However, it is not yet clear exactly when the discussion of this issue will begin in the State Duma and the Federation Council. As Leonid Slutsky, head of the Duma’s International Affairs Committee, said, this could happen as early as May 16. Let’s see what type of contract it is.
The CFE Treaty was signed in November 1990 by representatives of 22 countries. 16 of them at the time were members of NATO (Belgium, Great Britain, Germany, Greece, Denmark, Iceland, Spain, Italy, Canada, Luxembourg, Netherlands, Norway, Portugal, USA, Turkey and France), six others were members of the Warsaw Pact (Bulgaria, Hungary, Poland, Romania, USSR and Czechoslovakia).
CFE participants have agreed to limit the number of battle tanks, armored fighting vehicles, artillery, attack helicopters and combat aircraft they have in the territory from the Atlantic Ocean to the Ural Mountains. Both groups were supposed to have an equal number of weapons and military equipment, while each country had its own quotas.
According to the Russian Foreign Ministry, it was at the time a fairly effective tool for strengthening European security. The adoption of the CFE Treaty has, so to speak, drawn a line under the era of confrontation between the blocs. The treaty establishes a balance of power between the Warsaw Pact and NATO at lower levels and limits the possibilities for the deployment of conventional weapons by the two alliances along the line of contact. It enabled a rapid and balanced reduction of a large number of surplus weapons and equipment inherited by the participating countries from the Cold War era.
In the context of the collapse of the USSR and the Warsaw Pact, several documents were prepared which were supposed to support the operation of the CFE Treaty. One of them was the 1999 agreement on the adaptation of the CFE Treaty. It aimed to resolve the military imbalance resulting from the expansion of NATO and the entry into the alliance of the former members of the Warsaw Pact. It was supposed to set limits not by groups, as before, but by countries.
At the same time, the adapted CFE Treaty was to be open for accession by any European State participating in the OSCE. The document has been signed by 30 countries, but only Russia, Belarus, Kazakhstan and Ukraine have ratified it. The other parties to the CFE Treaty have blocked the ratification under the pretext of the presence of Russian troops on the territory of Georgia and Moldova. And a number of countries have even refused to join the CFE Treaty (Lithuania, Latvia, Estonia, Albania, Slovenia and Croatia).
In line with the position taken by NATO countries, Russia decided in 2007 to impose a moratorium on the CFE treaty until Western countries bring their armed forces into line with the treaty and ratify it. This meant the end of mutual military inspection. At the same time, Russia continued, on a voluntary basis, to provide other parties to the treaty with a brief summary of the availability of weapons and equipment (this continued until 2011).

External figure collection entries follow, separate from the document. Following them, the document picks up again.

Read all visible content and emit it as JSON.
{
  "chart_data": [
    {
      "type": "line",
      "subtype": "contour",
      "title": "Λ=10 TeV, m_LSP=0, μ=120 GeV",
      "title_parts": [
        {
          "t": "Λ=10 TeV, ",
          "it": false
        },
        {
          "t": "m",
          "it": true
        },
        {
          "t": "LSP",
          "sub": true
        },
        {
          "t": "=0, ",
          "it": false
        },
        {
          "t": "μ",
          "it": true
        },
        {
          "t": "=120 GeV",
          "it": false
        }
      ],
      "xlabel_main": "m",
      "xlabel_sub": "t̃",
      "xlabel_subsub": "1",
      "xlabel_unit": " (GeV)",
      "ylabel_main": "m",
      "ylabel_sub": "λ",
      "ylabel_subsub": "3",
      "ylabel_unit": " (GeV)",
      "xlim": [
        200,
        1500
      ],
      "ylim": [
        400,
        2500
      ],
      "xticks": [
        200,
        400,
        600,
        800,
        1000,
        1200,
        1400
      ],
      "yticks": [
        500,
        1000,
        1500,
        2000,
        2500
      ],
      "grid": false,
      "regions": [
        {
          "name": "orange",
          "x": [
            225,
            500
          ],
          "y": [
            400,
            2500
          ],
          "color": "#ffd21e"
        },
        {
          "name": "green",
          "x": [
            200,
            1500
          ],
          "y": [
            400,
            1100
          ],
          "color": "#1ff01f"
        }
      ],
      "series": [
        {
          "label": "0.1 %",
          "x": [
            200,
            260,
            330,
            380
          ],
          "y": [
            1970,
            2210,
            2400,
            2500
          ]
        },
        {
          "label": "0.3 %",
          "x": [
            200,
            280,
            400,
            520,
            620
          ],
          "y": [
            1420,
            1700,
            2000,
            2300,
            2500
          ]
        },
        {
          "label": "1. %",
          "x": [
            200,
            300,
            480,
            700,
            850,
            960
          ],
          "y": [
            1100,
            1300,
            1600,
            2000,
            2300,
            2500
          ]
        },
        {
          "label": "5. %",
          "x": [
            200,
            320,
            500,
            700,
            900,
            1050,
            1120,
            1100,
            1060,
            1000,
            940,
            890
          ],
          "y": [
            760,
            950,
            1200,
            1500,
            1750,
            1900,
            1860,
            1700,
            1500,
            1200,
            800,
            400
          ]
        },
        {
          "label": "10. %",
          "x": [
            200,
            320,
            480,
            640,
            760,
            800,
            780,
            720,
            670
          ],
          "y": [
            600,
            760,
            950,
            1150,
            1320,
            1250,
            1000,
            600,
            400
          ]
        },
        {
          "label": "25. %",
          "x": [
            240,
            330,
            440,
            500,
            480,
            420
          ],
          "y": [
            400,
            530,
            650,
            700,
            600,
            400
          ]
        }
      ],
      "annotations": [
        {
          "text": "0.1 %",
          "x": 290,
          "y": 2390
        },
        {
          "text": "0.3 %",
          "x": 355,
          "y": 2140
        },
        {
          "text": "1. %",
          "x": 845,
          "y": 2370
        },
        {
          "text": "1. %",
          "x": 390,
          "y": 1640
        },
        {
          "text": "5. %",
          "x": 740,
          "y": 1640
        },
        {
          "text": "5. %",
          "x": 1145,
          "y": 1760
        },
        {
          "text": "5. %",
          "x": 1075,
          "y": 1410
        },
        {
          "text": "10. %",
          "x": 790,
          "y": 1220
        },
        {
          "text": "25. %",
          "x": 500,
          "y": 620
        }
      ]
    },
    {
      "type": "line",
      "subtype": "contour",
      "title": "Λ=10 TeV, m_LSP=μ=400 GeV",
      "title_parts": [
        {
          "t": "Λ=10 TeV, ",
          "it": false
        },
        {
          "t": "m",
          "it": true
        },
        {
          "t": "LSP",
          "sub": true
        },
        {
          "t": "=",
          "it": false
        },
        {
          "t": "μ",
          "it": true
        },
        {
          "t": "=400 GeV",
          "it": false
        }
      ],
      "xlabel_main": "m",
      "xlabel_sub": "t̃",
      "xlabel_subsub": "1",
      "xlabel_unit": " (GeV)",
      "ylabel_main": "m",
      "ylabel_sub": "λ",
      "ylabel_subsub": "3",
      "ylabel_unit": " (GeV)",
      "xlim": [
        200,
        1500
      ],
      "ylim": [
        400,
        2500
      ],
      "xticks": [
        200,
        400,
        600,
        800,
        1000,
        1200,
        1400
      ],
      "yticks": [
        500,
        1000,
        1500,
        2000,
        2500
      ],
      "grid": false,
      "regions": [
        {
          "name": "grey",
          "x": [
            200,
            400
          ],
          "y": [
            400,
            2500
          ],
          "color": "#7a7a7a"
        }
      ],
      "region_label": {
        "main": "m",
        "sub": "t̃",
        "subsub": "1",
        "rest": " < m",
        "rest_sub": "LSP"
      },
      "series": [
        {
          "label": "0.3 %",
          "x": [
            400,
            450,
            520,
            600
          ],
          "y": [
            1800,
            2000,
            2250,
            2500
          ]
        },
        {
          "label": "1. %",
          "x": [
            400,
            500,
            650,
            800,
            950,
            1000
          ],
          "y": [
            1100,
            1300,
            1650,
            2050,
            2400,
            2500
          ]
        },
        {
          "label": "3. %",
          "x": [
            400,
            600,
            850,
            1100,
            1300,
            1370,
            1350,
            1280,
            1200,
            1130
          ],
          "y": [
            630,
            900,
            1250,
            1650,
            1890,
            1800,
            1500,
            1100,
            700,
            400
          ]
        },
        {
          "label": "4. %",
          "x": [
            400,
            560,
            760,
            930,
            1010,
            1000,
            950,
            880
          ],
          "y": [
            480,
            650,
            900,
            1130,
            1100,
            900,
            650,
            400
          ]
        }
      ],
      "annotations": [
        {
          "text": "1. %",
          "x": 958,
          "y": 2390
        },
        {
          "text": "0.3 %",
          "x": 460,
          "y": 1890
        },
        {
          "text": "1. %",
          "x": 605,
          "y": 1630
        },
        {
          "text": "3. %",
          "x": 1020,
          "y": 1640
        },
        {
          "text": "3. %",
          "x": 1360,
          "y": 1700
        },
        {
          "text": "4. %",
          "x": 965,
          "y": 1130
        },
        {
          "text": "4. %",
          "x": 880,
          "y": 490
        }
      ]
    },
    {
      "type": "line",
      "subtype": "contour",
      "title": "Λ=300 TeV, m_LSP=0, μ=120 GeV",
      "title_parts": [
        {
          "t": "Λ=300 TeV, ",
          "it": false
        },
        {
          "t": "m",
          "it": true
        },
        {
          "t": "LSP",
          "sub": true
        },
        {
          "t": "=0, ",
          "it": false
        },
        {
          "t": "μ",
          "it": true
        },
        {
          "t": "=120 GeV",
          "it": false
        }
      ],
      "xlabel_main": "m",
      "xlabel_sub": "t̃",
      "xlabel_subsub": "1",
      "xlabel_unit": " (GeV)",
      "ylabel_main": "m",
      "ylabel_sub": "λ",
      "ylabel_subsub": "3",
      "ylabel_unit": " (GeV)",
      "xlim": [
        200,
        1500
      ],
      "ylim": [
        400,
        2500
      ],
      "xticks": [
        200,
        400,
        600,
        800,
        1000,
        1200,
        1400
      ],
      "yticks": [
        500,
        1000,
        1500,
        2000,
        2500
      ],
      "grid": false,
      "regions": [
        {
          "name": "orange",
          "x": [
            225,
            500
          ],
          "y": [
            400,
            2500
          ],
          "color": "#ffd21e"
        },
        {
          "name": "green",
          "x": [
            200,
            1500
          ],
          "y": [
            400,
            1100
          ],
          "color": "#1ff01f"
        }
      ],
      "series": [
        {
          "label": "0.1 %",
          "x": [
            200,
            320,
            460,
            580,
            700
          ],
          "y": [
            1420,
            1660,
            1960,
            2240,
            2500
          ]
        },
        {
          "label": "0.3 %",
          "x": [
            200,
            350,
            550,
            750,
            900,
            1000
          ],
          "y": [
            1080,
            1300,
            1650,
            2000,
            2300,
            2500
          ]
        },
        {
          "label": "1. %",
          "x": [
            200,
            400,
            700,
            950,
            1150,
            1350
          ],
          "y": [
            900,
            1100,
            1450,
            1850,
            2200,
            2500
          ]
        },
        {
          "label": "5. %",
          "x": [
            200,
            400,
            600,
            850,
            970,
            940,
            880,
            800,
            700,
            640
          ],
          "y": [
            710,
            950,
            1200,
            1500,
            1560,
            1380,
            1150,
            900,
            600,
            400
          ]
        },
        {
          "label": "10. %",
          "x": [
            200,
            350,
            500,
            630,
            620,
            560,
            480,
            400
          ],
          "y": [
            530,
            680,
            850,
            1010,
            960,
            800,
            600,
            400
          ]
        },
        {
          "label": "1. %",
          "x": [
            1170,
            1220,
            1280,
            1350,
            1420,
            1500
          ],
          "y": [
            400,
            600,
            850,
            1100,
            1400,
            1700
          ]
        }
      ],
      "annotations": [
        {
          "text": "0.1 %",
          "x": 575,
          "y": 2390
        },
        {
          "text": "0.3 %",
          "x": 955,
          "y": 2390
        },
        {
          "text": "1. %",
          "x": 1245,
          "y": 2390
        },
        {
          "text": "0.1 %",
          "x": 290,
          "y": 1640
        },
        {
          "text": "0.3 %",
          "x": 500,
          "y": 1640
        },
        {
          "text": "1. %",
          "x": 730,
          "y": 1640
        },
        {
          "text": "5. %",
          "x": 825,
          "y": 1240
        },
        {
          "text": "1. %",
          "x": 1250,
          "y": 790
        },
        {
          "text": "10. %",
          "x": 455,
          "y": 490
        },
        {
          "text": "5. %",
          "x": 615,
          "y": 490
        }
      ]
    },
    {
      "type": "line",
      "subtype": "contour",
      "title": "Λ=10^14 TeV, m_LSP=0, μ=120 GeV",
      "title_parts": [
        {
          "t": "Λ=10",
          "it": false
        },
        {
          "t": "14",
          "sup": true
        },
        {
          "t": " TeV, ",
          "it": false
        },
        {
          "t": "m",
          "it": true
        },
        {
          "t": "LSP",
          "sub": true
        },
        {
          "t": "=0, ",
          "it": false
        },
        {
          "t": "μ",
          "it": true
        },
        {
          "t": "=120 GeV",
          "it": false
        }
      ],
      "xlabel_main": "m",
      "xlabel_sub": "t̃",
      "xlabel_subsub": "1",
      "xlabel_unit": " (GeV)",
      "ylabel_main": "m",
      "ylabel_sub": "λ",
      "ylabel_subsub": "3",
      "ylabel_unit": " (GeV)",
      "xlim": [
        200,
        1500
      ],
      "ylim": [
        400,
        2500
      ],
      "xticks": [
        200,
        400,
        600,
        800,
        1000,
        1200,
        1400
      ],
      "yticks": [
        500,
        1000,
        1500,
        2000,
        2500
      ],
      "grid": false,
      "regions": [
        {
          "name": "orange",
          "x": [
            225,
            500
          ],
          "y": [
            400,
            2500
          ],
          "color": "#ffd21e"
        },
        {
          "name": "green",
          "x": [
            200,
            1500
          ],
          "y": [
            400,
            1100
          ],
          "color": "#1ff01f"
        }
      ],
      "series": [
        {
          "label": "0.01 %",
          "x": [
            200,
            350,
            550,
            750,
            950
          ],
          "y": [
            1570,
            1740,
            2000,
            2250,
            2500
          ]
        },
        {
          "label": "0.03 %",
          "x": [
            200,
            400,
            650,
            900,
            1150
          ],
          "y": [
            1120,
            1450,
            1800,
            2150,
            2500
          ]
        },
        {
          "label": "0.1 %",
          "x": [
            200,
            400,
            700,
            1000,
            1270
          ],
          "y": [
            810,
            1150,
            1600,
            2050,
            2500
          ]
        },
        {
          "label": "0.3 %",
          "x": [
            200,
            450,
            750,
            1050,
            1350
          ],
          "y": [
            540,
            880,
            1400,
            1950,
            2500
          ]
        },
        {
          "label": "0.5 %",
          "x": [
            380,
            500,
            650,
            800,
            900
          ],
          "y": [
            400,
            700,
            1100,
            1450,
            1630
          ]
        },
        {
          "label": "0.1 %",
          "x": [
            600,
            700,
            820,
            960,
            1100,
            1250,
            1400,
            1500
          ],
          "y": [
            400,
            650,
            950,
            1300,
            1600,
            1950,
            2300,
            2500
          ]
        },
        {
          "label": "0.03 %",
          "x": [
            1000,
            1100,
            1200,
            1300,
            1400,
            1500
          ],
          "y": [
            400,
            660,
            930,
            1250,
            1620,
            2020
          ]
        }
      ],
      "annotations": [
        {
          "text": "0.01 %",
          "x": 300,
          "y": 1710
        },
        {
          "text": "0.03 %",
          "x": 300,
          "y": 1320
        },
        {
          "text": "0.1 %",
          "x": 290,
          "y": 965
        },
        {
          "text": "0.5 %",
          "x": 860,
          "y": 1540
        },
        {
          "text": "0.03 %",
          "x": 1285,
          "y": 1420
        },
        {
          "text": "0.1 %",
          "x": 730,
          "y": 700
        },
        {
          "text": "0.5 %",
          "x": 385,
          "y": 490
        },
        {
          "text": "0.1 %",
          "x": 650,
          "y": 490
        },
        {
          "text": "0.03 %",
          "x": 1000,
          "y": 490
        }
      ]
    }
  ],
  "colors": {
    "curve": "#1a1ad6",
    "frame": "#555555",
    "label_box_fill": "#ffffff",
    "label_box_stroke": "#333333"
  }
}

The Russian Foreign Ministry has repeatedly noted in recent years that the treaty has dragged on and that Russia has no intention of returning to implementing the CFE treaty. Instead, it was proposed to create a fundamentally new conventional arms control regime in Europe that would meet modern needs, exclude the possibility of solving international problems by force, and be based on the principles of equal and indivisible security. , balancing the rights and obligations of parties. However, the West has moved towards the “containment” of Russia and a military build-up on the “eastern flank” of NATO.
As Russian Foreign Minister Sergey Lavrov noted at the end of 2022, the alliance “constantly builds potentials and means, shifting them to Russia. Maneuvers are carried out in which our country is in fact openly declared an adversary. L nato is actively expanding its activities in the post-Soviet space, announced claims to the Indo-Pacific region, and now also to Central Asia.
In an attempt to prevent the situation in the Euro-Atlantic region from deteriorating further, Russia presented new proposals for security guarantees in 2021, but they were ignored by the West.